Innovation
Continuous intra-operative nerve monitoring - cIONM
The recurrent laryngeal nerve (RLN) is at risk on each side of the trachea that the Thyroid gland and parathyroid glands are draped over. The nerves supply the vocal fold (we have one each side). If damaged the vocal fold will not move normally. It can remain either open or closed or somewhere in-between. This weakens the strength and refinement of your voice. The voice box works harder to make you heard and so tires more quickly than it should so you can lose your voice during the day. It also protects the airways from food, secretions and fluids. If these get into the airway, they can make you cough and splutter. It is called aspiration and leads to recurrent chest infections an altered swallow sensation.

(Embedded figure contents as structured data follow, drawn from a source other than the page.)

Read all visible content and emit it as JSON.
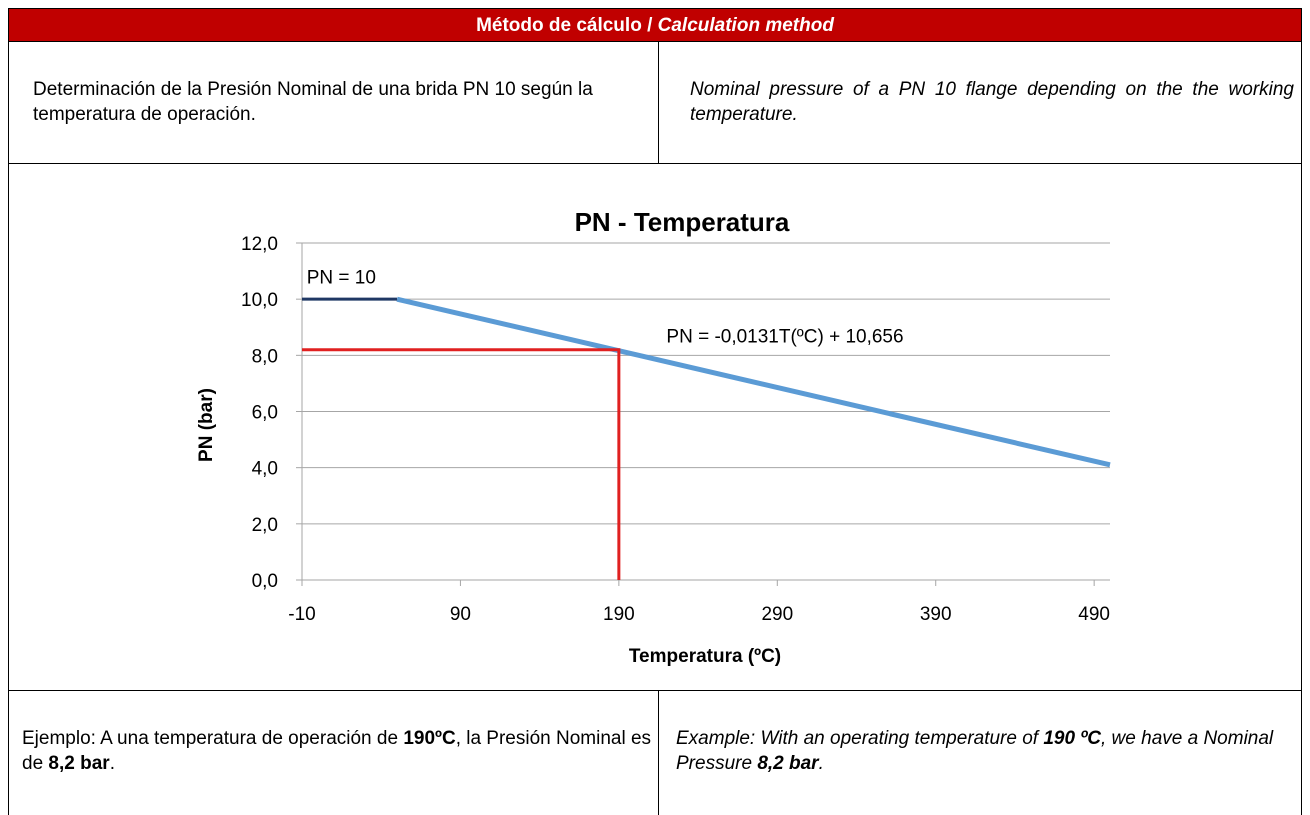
{
  "header": {
    "title": "Método de cálculo / ",
    "title_italic": "Calculation method"
  },
  "description": {
    "es": "Determinación de la Presión Nominal de una brida PN 10 según la temperatura de operación.",
    "en": "Nominal pressure of a PN 10 flange depending on the the working temperature."
  },
  "chart_data": {
    "type": "line",
    "title": "PN - Temperatura",
    "x_label": "Temperatura (ºC)",
    "y_label": "PN (bar)",
    "xlim": [
      -10,
      500
    ],
    "xticks": [
      -10,
      90,
      190,
      290,
      390,
      490
    ],
    "ylim": [
      0,
      12
    ],
    "yticks": [
      {
        "value": 0,
        "label": "0,0"
      },
      {
        "value": 2,
        "label": "2,0"
      },
      {
        "value": 4,
        "label": "4,0"
      },
      {
        "value": 6,
        "label": "6,0"
      },
      {
        "value": 8,
        "label": "8,0"
      },
      {
        "value": 10,
        "label": "10,0"
      },
      {
        "value": 12,
        "label": "12,0"
      }
    ],
    "grid": true,
    "series": [
      {
        "color": "#5b9bd5",
        "x": [
          50,
          500
        ],
        "values": [
          10.0,
          4.1
        ]
      },
      {
        "color": "#1f3864",
        "x": [
          -10,
          50
        ],
        "values": [
          10,
          10
        ]
      },
      {
        "color": "#e02020",
        "x": [
          -10,
          190,
          190
        ],
        "values": [
          8.2,
          8.2,
          0
        ]
      }
    ],
    "annotations": [
      {
        "text": "PN = 10",
        "x": -7,
        "y": 10.8
      },
      {
        "text": "PN = -0,0131T(ºC) + 10,656",
        "x": 220,
        "y": 8.7
      }
    ]
  },
  "example": {
    "es": [
      {
        "text": "Ejemplo: A una temperatura de operación de ",
        "bold": false
      },
      {
        "text": "190ºC",
        "bold": true
      },
      {
        "text": ", la Presión Nominal es de ",
        "bold": false
      },
      {
        "text": "8,2 bar",
        "bold": true
      },
      {
        "text": ".",
        "bold": false
      }
    ],
    "en": [
      {
        "text": "Example: With an operating temperature of ",
        "bold": false
      },
      {
        "text": "190 ºC",
        "bold": true
      },
      {
        "text": ", we have a Nominal Pressure ",
        "bold": false
      },
      {
        "text": "8,2 bar",
        "bold": true
      },
      {
        "text": ".",
        "bold": false
      }
    ]
  }
}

So being able to monitor the function of the RLN during surgery seems like a good idea! nerve monitoring started to be introduced around 2008 in thyroid surgery, but its uptake has been slow in the NHS due to the additional expense of the machine and consumables used with each case. There was not enough evidence to prove its efficacy and the technology was in early stages of development.
Fast forward to today. The technology has advanced to the point that we can see the wave signal of the RLN throughout the operation and note if it changes, beat to beat. This wave signal changes long before the function of the nerve is lost. Because we now better understand how the signal change is warning us of possible ensuing loss of function, we can change what we are doing before the wave signal changes become a loss of function. It has become so reliable that we no longer need to routinely check for vocal cord function before and after surgery.
We used to do this by putting a flexible camera all the way up the nose and around and down into the back of the throat to examine the cords. In my practice we no longer need to do this unless during surgery there is a serious and persistent change in RLN function and change of voice.